The Forward, Letter From California: Adam Schiff and the inside game
By Rob Eshman
BEVERLY HILLS — A few hours after he voted, virtually, to recommend criminal prosecution for Mark Meadows, former President Trump’s chief of staff, Rep. Adam Schiff explained at a fundraiser here for the Jewish Democratic Council of America why Jews should care.
“I don’t think there’s a community that better understands what happens when we move from democracy to autocracy,” Schiff told the 70 people gathered in the living room of Ada and Jim Horwich’s Beverly Hills home. “The most vulnerable are minorities, and especially the Jews.”
Schiff, a member of the House committee investigating the Jan. 6 attack on the capital, was also promoting “Midnight in Washington,” his non-fiction account of the insurrection. He said the rioters were not only motivated by Trump and his “enablers” in Congress, calling it “a white nationalist and neo-Nazi insurrection.’
He called fellow California House member Kevin McCarthy, the Republican leader, a liar, and said Trump would not face criminal prosecution.
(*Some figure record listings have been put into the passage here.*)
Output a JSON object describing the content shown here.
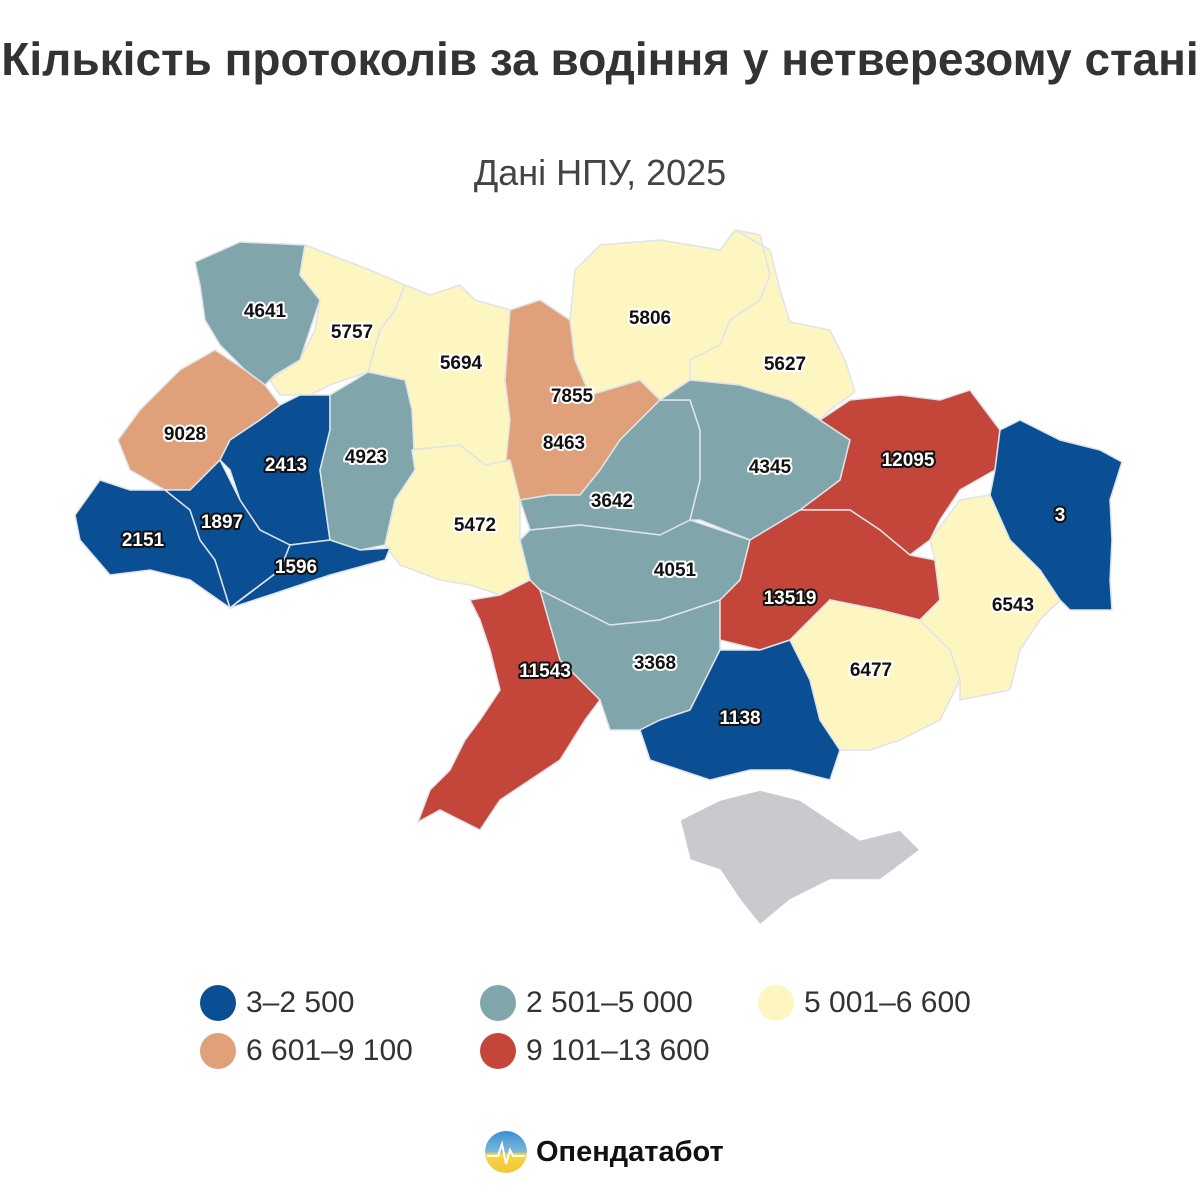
{
  "title": "Кількість протоколів за водіння у нетверезому стані",
  "subtitle": "Дані НПУ, 2025",
  "legend": [
    {
      "label": "3–2 500",
      "color": "#0a4f93"
    },
    {
      "label": "2 501–5 000",
      "color": "#80a6ab"
    },
    {
      "label": "5 001–6 600",
      "color": "#fdf6c0"
    },
    {
      "label": "6 601–9 100",
      "color": "#e0a07a"
    },
    {
      "label": "9 101–13 600",
      "color": "#c4463a"
    }
  ],
  "no_data_color": "#c8cacd",
  "regions": [
    {
      "value": "4641",
      "class": 1
    },
    {
      "value": "5757",
      "class": 2
    },
    {
      "value": "5694",
      "class": 2
    },
    {
      "value": "7855",
      "class": 3
    },
    {
      "value": "8463",
      "class": 3
    },
    {
      "value": "5806",
      "class": 2
    },
    {
      "value": "5627",
      "class": 2
    },
    {
      "value": "9028",
      "class": 3
    },
    {
      "value": "2413",
      "class": 0
    },
    {
      "value": "4923",
      "class": 1
    },
    {
      "value": "5472",
      "class": 2
    },
    {
      "value": "2151",
      "class": 0
    },
    {
      "value": "1897",
      "class": 0
    },
    {
      "value": "1596",
      "class": 0
    },
    {
      "value": "3642",
      "class": 1
    },
    {
      "value": "4345",
      "class": 1
    },
    {
      "value": "4051",
      "class": 1
    },
    {
      "value": "3368",
      "class": 1
    },
    {
      "value": "11543",
      "class": 4
    },
    {
      "value": "12095",
      "class": 4
    },
    {
      "value": "13519",
      "class": 4
    },
    {
      "value": "1138",
      "class": 0
    },
    {
      "value": "6477",
      "class": 2
    },
    {
      "value": "6543",
      "class": 2
    },
    {
      "value": "3",
      "class": 0
    }
  ],
  "brand": {
    "name": "Опендатабот",
    "logo": "opendatabot-logo"
  }
}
‘We can’t expect anyone to rescue us,’ he said.
A good portion of the crowd were 20- and 30-something members of the Democratic group’s Next Generation Leadership Council. Halie Soifer, the head of the broader group, said what unites young and old are Republican efforts to control voting; 83% of Jews said in a July poll that they are concerned about such laws.
Schiff said the best way forward is to work for voting rights and elect good leaders to Congress. While many analysts expect the Democrats to lose ground in the 2022 midterm elections, he expressed confidence that it would not be a blowout.
“I share his belief that we can save the House and expand the Senate,” said Joe Goldman, a member of the Next Generation group, “if we fight like we give a damn instead of succumbing to self-defeating pessimism.”
On the other end of the age – and confidence – spectrum was Herb Gelfand, the philanthropist who introduced Schiff. “I’m 90 years old, this is probably my last election,” he noted. “I fear that we will lose our democracy and lose our country.”
But Rachel Sumekh, who founded the campus hunger relief organization swipeouthunger,org, said the best way to retain hope was to combine grassroots work and as electoral politics.“We are pushing the outside game as much as we’re showing up to events like this,” she said, “and hoping for a better inside game.”